Political analyst Abdullah Ismail noted that the extension of the truce will be a "reward" to the Houhis for failing to implement none of its articles.

He said the legitimate authorities should not agree to an extension if serious steps to implement it are not made.

Moreover, he stated that the legitimate authorities have made humanitarian concessions towards the Yemenis, while the Houthis have not been responsive. Rather, they view these concessions as major victories.

"This futile scene should not be repeated during the next truce," he urged.

"The legitimacy should not take another move or agree to the extension without perceiving a clear and real desire - not just empty promises - to implement the truce by the other side," he added.

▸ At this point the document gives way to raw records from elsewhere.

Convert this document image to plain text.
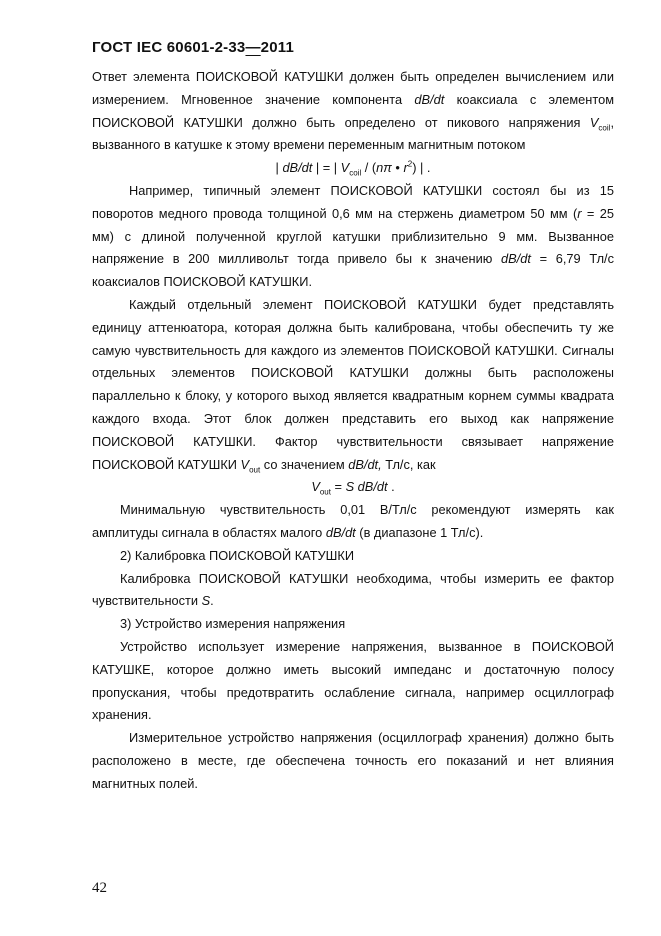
ГОСТ IEC 60601-2-33—2011

Ответ элемента ПОИСКОВОЙ КАТУШКИ должен быть определен вычислением или измерением. Мгновенное значение компонента dB/dt коаксиала с элементом ПОИСКОВОЙ КАТУШКИ должно быть определено от пикового напряжения $V_{coil}$, вызванного в катушке к этому времени переменным магнитным потоком

| dB/dt | = | $V_{coil} / (n\pi$ • $r^2$) | .

Например, типичный элемент ПОИСКОВОЙ КАТУШКИ состоял бы из 15 поворотов медного провода толщиной 0,6 мм на стержень диаметром 50 мм (r = 25 мм) с длиной полученной круглой катушки приблизительно 9 мм. Вызванное напряжение в 200 милливольт тогда привело бы к значению dB/dt = 6,79 Тл/с коаксиалов ПОИСКОВОЙ КАТУШКИ.

Каждый отдельный элемент ПОИСКОВОЙ КАТУШКИ будет представлять единицу аттенюатора, которая должна быть калибрована, чтобы обеспечить ту же самую чувствительность для каждого из элементов ПОИСКОВОЙ КАТУШКИ. Сигналы отдельных элементов ПОИСКОВОЙ КАТУШКИ должны быть расположены параллельно к блоку, у которого выход является квадратным корнем суммы квадрата каждого входа. Этот блок должен представить его выход как напряжение ПОИСКОВОЙ КАТУШКИ. Фактор чувствительности связывает напряжение ПОИСКОВОЙ КАТУШКИ $V_{out}$ со значением dB/dt, Тл/с, как

$V_{out} = S$ dB/dt .

Минимальную чувствительность 0,01 В/Тл/с рекомендуют измерять как амплитуды сигнала в областях малого dB/dt (в диапазоне 1 Тл/с).

2) Калибровка ПОИСКОВОЙ КАТУШКИ

Калибровка ПОИСКОВОЙ КАТУШКИ необходима, чтобы измерить ее фактор чувствительности S.

3) Устройство измерения напряжения

Устройство использует измерение напряжения, вызванное в ПОИСКОВОЙ КАТУШКЕ, которое должно иметь высокий импеданс и достаточную полосу пропускания, чтобы предотвратить ослабление сигнала, например осциллограф хранения.

Измерительное устройство напряжения (осциллограф хранения) должно быть расположено в месте, где обеспечена точность его показаний и нет влияния магнитных полей.

42
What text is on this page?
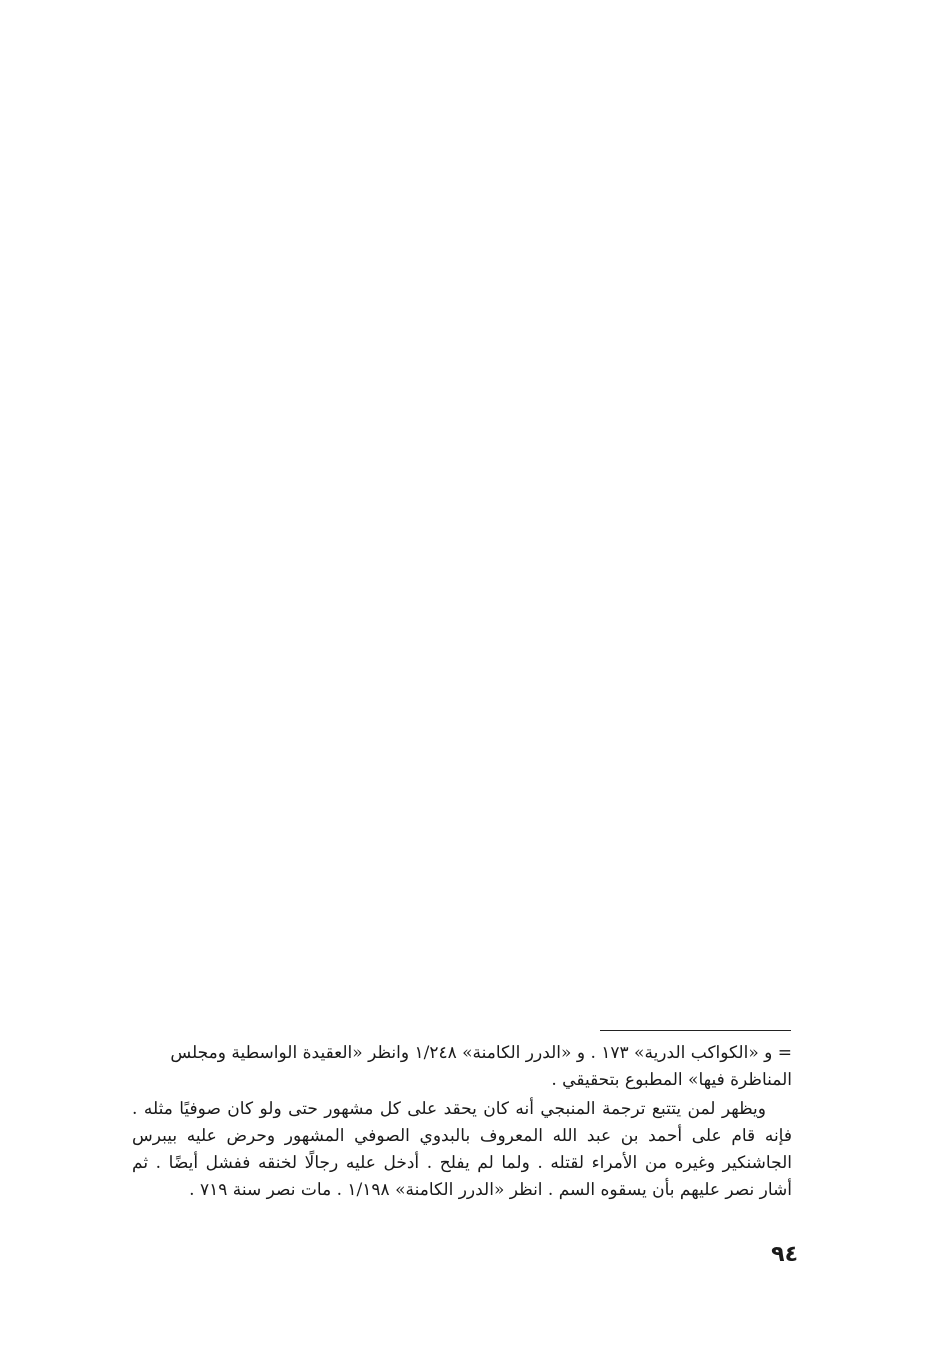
= و «الكواكب الدرية» ١٧٣ . و «الدرر الكامنة» ١/٢٤٨ وانظر «العقيدة الواسطية ومجلس المناظرة فيها» المطبوع بتحقيقي .

ويظهر لمن يتتبع ترجمة المنبجي أنه كان يحقد على كل مشهور حتى ولو كان صوفيًا مثله . فإنه قام على أحمد بن عبد الله المعروف بالبدوي الصوفي المشهور وحرض عليه بيبرس الجاشنكير وغيره من الأمراء لقتله . ولما لم يفلح . أدخل عليه رجالًا لخنقه ففشل أيضًا . ثم أشار نصر عليهم بأن يسقوه السم . انظر «الدرر الكامنة» ١/١٩٨ . مات نصر سنة ٧١٩ .

٩٤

Head of the Marib-based Al-Belaad Center for Studies Hussein al-Soufi was skeptical that the truce had fulfilled its purpose, citing the daily reports of violations.

He told Asharq Al-Awsat: "This wasn't a real truce. Rockets were being fired against civilians, snipers were active and the Taiz siege hasn't been lifted."

"The ball is now in the legitimate authorities' court. They should adopt a firmer and harsher approach that saves the Yemeni people and sets matters straight, because more concessions give the Houthis further motivation to continue their terrorist practices," he warned.